Вы не представляете, сколько народу собралось на корме. Думаю, там присутствовали все пассажиры плюс команда, исключая вахтенных… впрочем, даже насчет вахтенных я не уверен. По капитану было видно, что он с трудом удерживался, чтобы не начать ругаться последними словами – и это наш капитан Шредер, человек, интеллигентней которого я не встречал никогда! Да уж… дискретность удалось соблюсти в полной мере… Тело, обернутое в светлую тряпку, лежало на широкой доске, которую мы обычно использовали в качестве задника на своих концертах. С одной стороны доска была разрисована пальмами, морем и золотым песком, а поверху шла красивая надпись: «Добро пожаловать на Кубу!» Зато на другой стороне имелся силуэт Гамбурга с его домами и шпилями и соответственным «Добро пожаловать в Германию!». Мертвый старик лежал на правильной, кубинской стороне.
Кто-то сзади тронул меня за локоть и прошептал:
– Он все-таки попал в свою Гавану!
Я обернулся и увидел Генриха, нашего гитариста. Он выглядел просто ужасно, господин судья. Генрих был единственным немцем в нашем ансамбле.

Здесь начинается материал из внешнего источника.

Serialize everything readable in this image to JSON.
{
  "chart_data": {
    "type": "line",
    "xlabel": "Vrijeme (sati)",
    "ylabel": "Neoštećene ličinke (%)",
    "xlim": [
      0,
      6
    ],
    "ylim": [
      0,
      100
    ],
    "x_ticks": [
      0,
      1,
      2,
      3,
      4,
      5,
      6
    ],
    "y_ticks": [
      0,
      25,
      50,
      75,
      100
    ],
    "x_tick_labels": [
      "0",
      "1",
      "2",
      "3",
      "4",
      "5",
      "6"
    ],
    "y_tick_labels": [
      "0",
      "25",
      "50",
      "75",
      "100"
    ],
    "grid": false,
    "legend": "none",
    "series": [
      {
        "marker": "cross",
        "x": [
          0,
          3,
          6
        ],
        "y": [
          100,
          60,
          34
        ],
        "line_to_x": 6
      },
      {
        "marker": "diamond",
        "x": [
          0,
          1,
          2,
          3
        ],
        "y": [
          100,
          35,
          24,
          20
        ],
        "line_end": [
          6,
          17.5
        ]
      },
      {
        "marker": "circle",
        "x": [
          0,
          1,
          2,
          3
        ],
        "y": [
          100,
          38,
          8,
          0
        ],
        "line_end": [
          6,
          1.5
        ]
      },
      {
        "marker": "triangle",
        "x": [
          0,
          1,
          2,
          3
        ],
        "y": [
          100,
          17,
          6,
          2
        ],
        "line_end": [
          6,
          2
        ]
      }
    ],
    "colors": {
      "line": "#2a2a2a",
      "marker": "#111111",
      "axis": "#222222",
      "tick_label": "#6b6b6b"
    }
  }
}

Я думаю, что странное чувство вины, которое я описал, у Генриха превратилось в вид одержимости… или как это называется? Обсессия? Вот-вот, обсессия. Сначала я полагал, что он просто слишком долго играл с евреями – знаете, среди них есть много хороших музыкантов… вот… ну и, видимо, когда началось это самое… да… то есть, когда германские оркестры начали редеть совершенно определенным образом, то это произвело на Генриха очень неблагоприятное впечатление. Да и Винсент говорил мне, что там не обошлось без какой-то личной истории, а иначе трудно объяснить то рвение, с которым Генрих помогал нашим нынешним пассажирам при посадке в Гамбурге. Например, этому ныне усопшему старику Генрих просто поднес в каюту чемоданы, как обычный носильщик, чем вызвал град насмешек со стороны групповода Отто Шендика.
Кстати, Шендик стоял здесь же, на корме, насмешливо подвывая в такт гнусавым еврейским молитвам. Против моих ожиданий, никаких песен или другой музыки не было – вот уж не думал, что у них похороны проходят настолько уныло.

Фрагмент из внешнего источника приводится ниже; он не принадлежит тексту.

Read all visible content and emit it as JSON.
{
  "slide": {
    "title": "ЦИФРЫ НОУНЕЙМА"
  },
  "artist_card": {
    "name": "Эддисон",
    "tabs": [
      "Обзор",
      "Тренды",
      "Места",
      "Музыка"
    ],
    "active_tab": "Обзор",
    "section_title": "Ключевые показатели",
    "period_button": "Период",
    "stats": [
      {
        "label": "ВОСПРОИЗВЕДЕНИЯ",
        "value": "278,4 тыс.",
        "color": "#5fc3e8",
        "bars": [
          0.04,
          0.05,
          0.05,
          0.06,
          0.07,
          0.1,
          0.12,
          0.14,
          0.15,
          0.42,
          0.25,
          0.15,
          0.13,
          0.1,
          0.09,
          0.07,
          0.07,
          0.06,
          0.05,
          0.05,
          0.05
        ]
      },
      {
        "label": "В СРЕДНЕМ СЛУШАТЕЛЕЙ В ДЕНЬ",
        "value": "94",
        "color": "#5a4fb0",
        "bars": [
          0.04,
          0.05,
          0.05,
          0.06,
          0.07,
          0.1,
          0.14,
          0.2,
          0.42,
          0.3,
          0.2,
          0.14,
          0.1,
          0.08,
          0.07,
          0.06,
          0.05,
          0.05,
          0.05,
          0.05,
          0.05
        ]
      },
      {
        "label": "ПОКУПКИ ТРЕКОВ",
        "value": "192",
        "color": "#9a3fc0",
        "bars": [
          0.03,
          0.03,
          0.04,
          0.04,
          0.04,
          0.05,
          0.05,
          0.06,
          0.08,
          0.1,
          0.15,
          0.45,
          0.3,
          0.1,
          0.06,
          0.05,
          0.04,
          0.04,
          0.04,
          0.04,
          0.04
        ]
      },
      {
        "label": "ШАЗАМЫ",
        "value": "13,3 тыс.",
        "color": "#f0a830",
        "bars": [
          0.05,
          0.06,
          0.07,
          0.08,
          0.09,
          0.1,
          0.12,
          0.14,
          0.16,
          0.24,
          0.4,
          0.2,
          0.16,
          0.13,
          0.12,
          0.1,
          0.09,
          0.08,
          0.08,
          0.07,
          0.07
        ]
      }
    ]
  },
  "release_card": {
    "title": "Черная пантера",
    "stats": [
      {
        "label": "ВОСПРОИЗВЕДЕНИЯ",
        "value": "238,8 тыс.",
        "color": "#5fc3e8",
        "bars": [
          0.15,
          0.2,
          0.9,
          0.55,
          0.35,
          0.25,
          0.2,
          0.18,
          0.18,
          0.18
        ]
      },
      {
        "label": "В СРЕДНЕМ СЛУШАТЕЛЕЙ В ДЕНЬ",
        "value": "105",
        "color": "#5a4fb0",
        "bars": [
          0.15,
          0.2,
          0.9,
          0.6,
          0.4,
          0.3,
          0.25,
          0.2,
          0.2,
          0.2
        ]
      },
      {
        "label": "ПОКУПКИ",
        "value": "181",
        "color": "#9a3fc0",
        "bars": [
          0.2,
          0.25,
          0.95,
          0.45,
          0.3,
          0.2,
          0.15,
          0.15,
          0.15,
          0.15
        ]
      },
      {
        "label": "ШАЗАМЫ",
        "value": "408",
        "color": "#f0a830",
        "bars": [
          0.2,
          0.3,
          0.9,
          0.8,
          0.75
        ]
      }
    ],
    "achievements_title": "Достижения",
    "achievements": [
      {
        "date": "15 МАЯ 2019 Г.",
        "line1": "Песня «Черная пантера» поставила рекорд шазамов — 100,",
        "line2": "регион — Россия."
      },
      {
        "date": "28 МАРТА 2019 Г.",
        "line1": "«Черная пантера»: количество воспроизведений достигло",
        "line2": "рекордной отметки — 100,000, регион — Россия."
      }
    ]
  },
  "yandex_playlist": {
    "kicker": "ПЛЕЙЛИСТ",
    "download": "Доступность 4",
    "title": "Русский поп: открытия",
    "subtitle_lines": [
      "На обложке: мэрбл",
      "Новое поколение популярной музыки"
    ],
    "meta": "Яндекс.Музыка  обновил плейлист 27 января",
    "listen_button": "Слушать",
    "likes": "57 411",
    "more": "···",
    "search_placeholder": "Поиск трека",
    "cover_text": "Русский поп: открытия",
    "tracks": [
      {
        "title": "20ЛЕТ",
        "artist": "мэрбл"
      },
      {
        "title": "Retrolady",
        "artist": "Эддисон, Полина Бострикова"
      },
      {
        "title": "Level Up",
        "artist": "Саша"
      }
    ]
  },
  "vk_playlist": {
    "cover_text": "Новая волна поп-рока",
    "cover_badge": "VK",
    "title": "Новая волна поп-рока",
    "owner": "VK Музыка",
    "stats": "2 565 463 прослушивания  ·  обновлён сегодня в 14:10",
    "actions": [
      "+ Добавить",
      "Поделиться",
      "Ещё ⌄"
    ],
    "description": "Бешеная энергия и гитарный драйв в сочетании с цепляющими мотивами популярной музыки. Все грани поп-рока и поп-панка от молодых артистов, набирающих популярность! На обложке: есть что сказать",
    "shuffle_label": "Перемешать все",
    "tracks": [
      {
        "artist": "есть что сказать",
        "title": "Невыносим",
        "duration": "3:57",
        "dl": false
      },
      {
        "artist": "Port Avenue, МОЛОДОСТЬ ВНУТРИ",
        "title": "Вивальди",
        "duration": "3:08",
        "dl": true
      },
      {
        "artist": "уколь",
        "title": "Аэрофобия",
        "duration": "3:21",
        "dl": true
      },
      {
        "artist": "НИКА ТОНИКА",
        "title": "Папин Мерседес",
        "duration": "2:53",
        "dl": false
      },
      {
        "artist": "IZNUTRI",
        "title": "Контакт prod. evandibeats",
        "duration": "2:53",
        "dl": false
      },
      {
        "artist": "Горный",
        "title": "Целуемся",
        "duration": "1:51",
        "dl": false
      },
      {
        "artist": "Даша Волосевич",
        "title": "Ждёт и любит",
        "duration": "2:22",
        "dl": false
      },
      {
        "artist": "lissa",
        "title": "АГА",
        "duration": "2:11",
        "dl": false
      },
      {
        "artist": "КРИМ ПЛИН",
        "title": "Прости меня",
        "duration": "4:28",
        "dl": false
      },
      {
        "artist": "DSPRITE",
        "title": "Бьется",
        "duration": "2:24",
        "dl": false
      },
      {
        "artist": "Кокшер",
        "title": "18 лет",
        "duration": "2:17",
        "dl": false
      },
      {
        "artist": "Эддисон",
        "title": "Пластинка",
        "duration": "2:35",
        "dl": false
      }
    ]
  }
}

– Прощай и будь благословен, – сказал сзади Генрих.
И только тут, господин судья, я догадался об истинных причинах его расстройства.
– Ты что, знал покойного? – спросил я его.

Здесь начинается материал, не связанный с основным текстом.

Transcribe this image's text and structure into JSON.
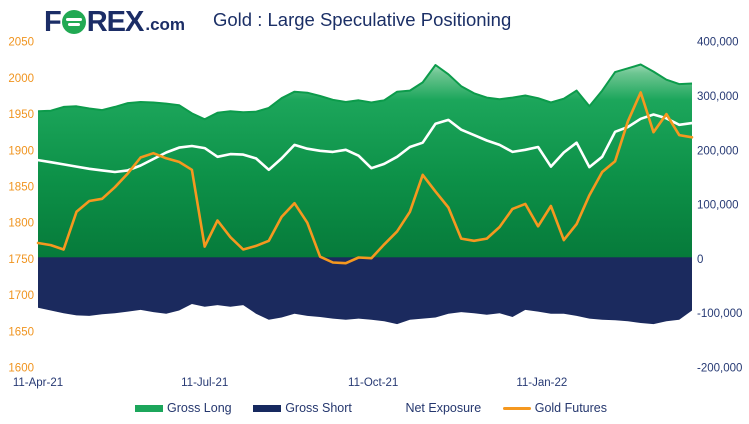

Он кивнул и быстро зашептал мне на ухо. Оказалось, что старик был его учителем, и даже более того, Генрих жил у него в доме как сын, и когда подвернулась возможность вывезти его с женой из Германии на «Сент-Луисе», то Генрих в лепешку разбился, чтобы собрать необходимые бумаги и деньги. Теперь он плакал, не скрывая слез.
– Он был святой, Гектор… – бормотал наш бедный гитарист, дыша прямо в мое ухо. – Святой… и вот не доехал! Не доехал! Как же так?..
Мне стало неприятно, и я отодвинулся, тем более что молитвы вроде бы закончились, и несколько человек взялись за края доски, чтобы поднять тело на уровень фальшборта и сбросить его в океан.
И тут, господин судья, настал звездный час ортцгруппенлейтера Отто Шендика. Надо сказать, он и до этого отличался довольно-таки мерзкой активностью: например, разбрасывал в обеденном зале номера «Штюрмера», горланил с группой своих приятелей нацистские песни и не упускал случая запустить соответствующую германскую хронику перед демонстрацией фильмов. Но на этот раз Шендик превзошел самого себя.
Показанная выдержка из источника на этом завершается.